I’ve seen all the Twilight movies and read all the Twilight books, mostly so I can criticize them properly. I have to admit that the first and third movies were almost tolerable, which made them much better than the books. Breaking Dawn 2, which deals with the most interesting, most potentially exciting, biggest letdown half of the last book, also had the potential to be an almost decent movie.
Vampire Bella and her new family of wolves and vampires form an army to protect her half-vampire child against the murderous vampire ruling class.
The posters bill Breaking Dawn 2 as “the epic finale that will live forever,” but now that I’ve seen it I have to report that these taglines were misprinted (I blame autocorrect). They should have read “the insipid finale that will feel like it goes on forever.” As you might expect, this is a movie only fans will like.
The movie begins with Bella (Kristen Stewart) becoming a vampire. In the book version, this meant that she suddenly becomes interesting – she stops being so irritatingly shy and demure, she starts tussling with cougars, she grows a superpower, and she and vampire hubby Edward (Robert Pattinson) can finally be on an equal footing (as opposed to their previous stalker/stalkee relationship). In the movie, however, she’s just as blank and stare-y as always, but her eyes are a different color. In fact, her “mind shield” superpower can best be described as super blur stare.
OMG, I have HANDS now!
Gone from this movie too is Jasper (Jackson Rathbone) as the vampire army drill sergeant teaching everyone to rip people’s heads off because he used to be a vampire child soldier during the Civil War (which is a much more interesting story than Bella’s, so maybe that’s why they cut it). Instead, Jasper and Alice (Ashley Greene) take off for parts unknown and we’re subjected to endless scenes of Edward and Bella’s ridiculously named, overly toothed, super creepy-ass CGI baby.

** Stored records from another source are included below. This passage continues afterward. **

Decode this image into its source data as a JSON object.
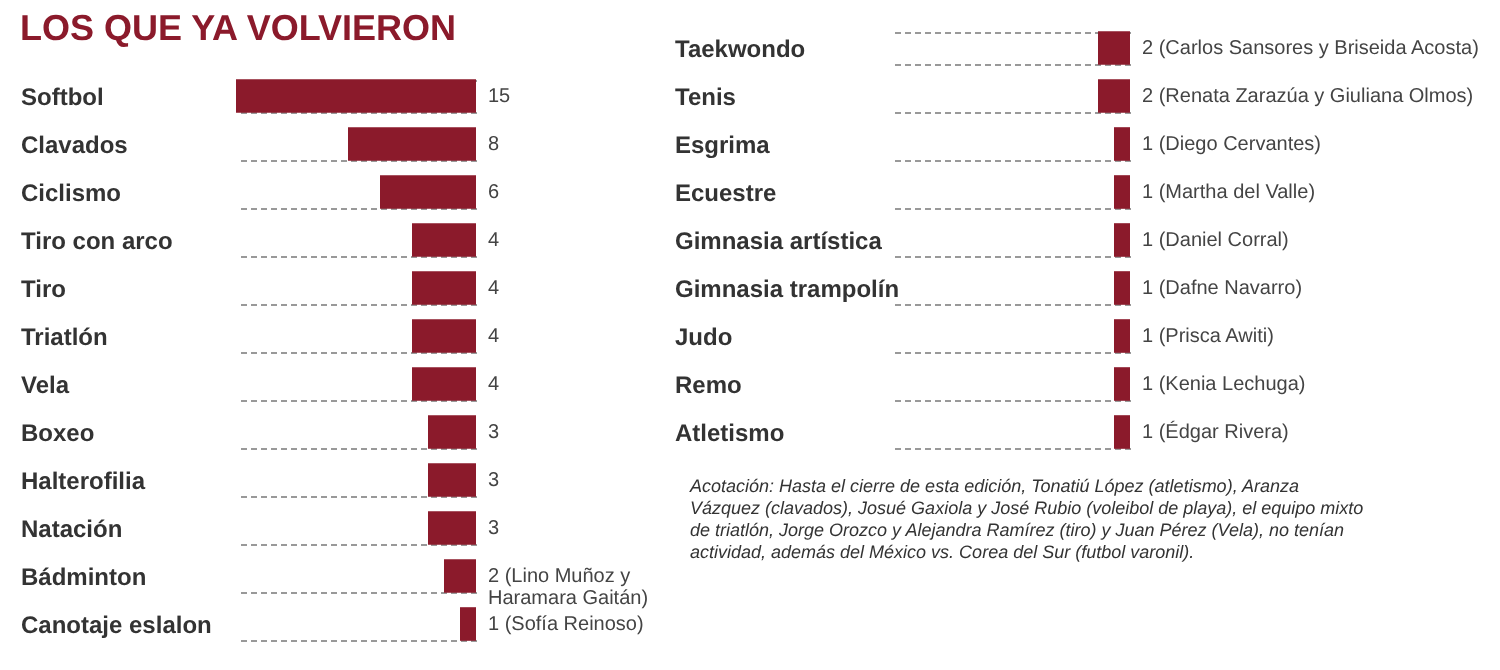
{
  "chart_data": [
    {
      "type": "bar",
      "orientation": "horizontal",
      "title": "LOS QUE YA VOLVIERON",
      "tick_labels": "y",
      "grid": "y",
      "color": "#8b1a2b",
      "categories": [
        "Softbol",
        "Clavados",
        "Ciclismo",
        "Tiro con arco",
        "Tiro",
        "Triatlón",
        "Vela",
        "Boxeo",
        "Halterofilia",
        "Natación",
        "Bádminton",
        "Canotaje eslalon"
      ],
      "values": [
        15,
        8,
        6,
        4,
        4,
        4,
        4,
        3,
        3,
        3,
        2,
        1
      ],
      "value_labels": [
        "15",
        "8",
        "6",
        "4",
        "4",
        "4",
        "4",
        "3",
        "3",
        "3",
        "2 (Lino Muñoz y Haramara Gaitán)",
        "1 (Sofía Reinoso)"
      ]
    },
    {
      "type": "bar",
      "orientation": "horizontal",
      "tick_labels": "y",
      "grid": "y",
      "color": "#8b1a2b",
      "categories": [
        "Taekwondo",
        "Tenis",
        "Esgrima",
        "Ecuestre",
        "Gimnasia artística",
        "Gimnasia trampolín",
        "Judo",
        "Remo",
        "Atletismo"
      ],
      "values": [
        2,
        2,
        1,
        1,
        1,
        1,
        1,
        1,
        1
      ],
      "value_labels": [
        "2 (Carlos Sansores y Briseida Acosta)",
        "2 (Renata Zarazúa y Giuliana Olmos)",
        "1 (Diego Cervantes)",
        "1 (Martha del Valle)",
        "1 (Daniel Corral)",
        "1 (Dafne Navarro)",
        "1 (Prisca Awiti)",
        "1 (Kenia Lechuga)",
        "1 (Édgar Rivera)"
      ],
      "annotations": [
        "Acotación: Hasta el cierre de esta edición, Tonatiú López (atletismo), Aranza Vázquez (clavados), Josué Gaxiola y José Rubio (voleibol de playa), el equipo mixto de triatlón, Jorge Orozco y Alejandra Ramírez (tiro) y Juan Pérez (Vela), no tenían actividad, además del México vs. Corea del Sur (futbol varonil)."
      ]
    }
  ]
}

You can tell it’s their kid because it’s already blankly staring.
Inexplicably, no one realizes how creepy Renesmee is. They fawn over her like she’s the best thing since sliced bread, especially wolfy Jacob (Taylor Lautner), who has “imprinted” on her. Wolf Jacob seems to have been growing throughout the movie series (he started out dog sized) and is now roughly the size of an aircraft carrier, so it’s his job to protect creepy Renesmee.
And by ‘protect’ I mean ‘hang around waiting to bone her until she grows up.’
Super creepy baby grows into super creepy little girl (Mackenzie Foy) who communicates only by jamming her thoughts into other people’s brains, except when required by the plot to ask questions like “Mommy, why are the bad people trying to kill me?” (I guess that’s why they all love her – she MADE them).
Well, you see sweetie, it’s because you’re super creepy.
Renesmee’s creepiness does freak out OTHER people though. And they report her existence to the Italian vampire ruling class – the Volturi. The penalty for making a vampire baby is death, so Aro (Michael Sheen) and his super creepy minions Jane (Dakota Fanning) and Alec (Cameron Bright) head to Washington to take care of business.
Read: stare them creepily to death.
Apparently they have decided to mail themselves to Washington by international ground parcel, though, because it takes them about three months to get there, during which time the Cullens have managed to round up an entire army of superpowered vampires who also hate the Volturi. Most of their superpowers are variations of the super creepy staring superpower that Edward and Bella seem to share, along with the super lack of personality shared by everyone in this series.
Oh well. At lease Lee Pace is nice to look at.
All this is way more boring than it needs to be and lasts approximately 100 years. Finally, around the time that the popcorn left in the bottom of your bucket has become sentient and started writing its own insipid vampire love stories, the final showdown arrives. In the book, the climax is a lot of epic standing followed by the Volturi giving up and going home (no, I’m not making that up. I wish I was).
And then they all went home. The end.
Thankfully director Bill Condon (no points for guessing what his unfortunate childhood nickname was) realized that you cannot spend two hours building up to a climax that doesn’t happen in a movie, so they do actually have some action. But they have to tweak the plot a little bit. I didn’t think it was possible, but the new ending is actually EVEN CHEAPER than the old one. When it happened, I was cackling like a mad witch and my friend actually shouted “WHAT?!? THIS IS BULLSH**!”
And then they all went for a leisurely fake jog. The end.
If you’re a Twilight fan, you will love this movie. It’s sappy, it’s trite, and it ends with a montage that will rival the one the graduating committee played at your high school prom. There is a moment in which you will feel, as my other friend put it, that you have fallen into a parallel universe, but in the end you will love it. Everyone else: you can approximate the experience of seeing Breaking Dawn Part 2 by watching the soap opera channel for about six and a half hours.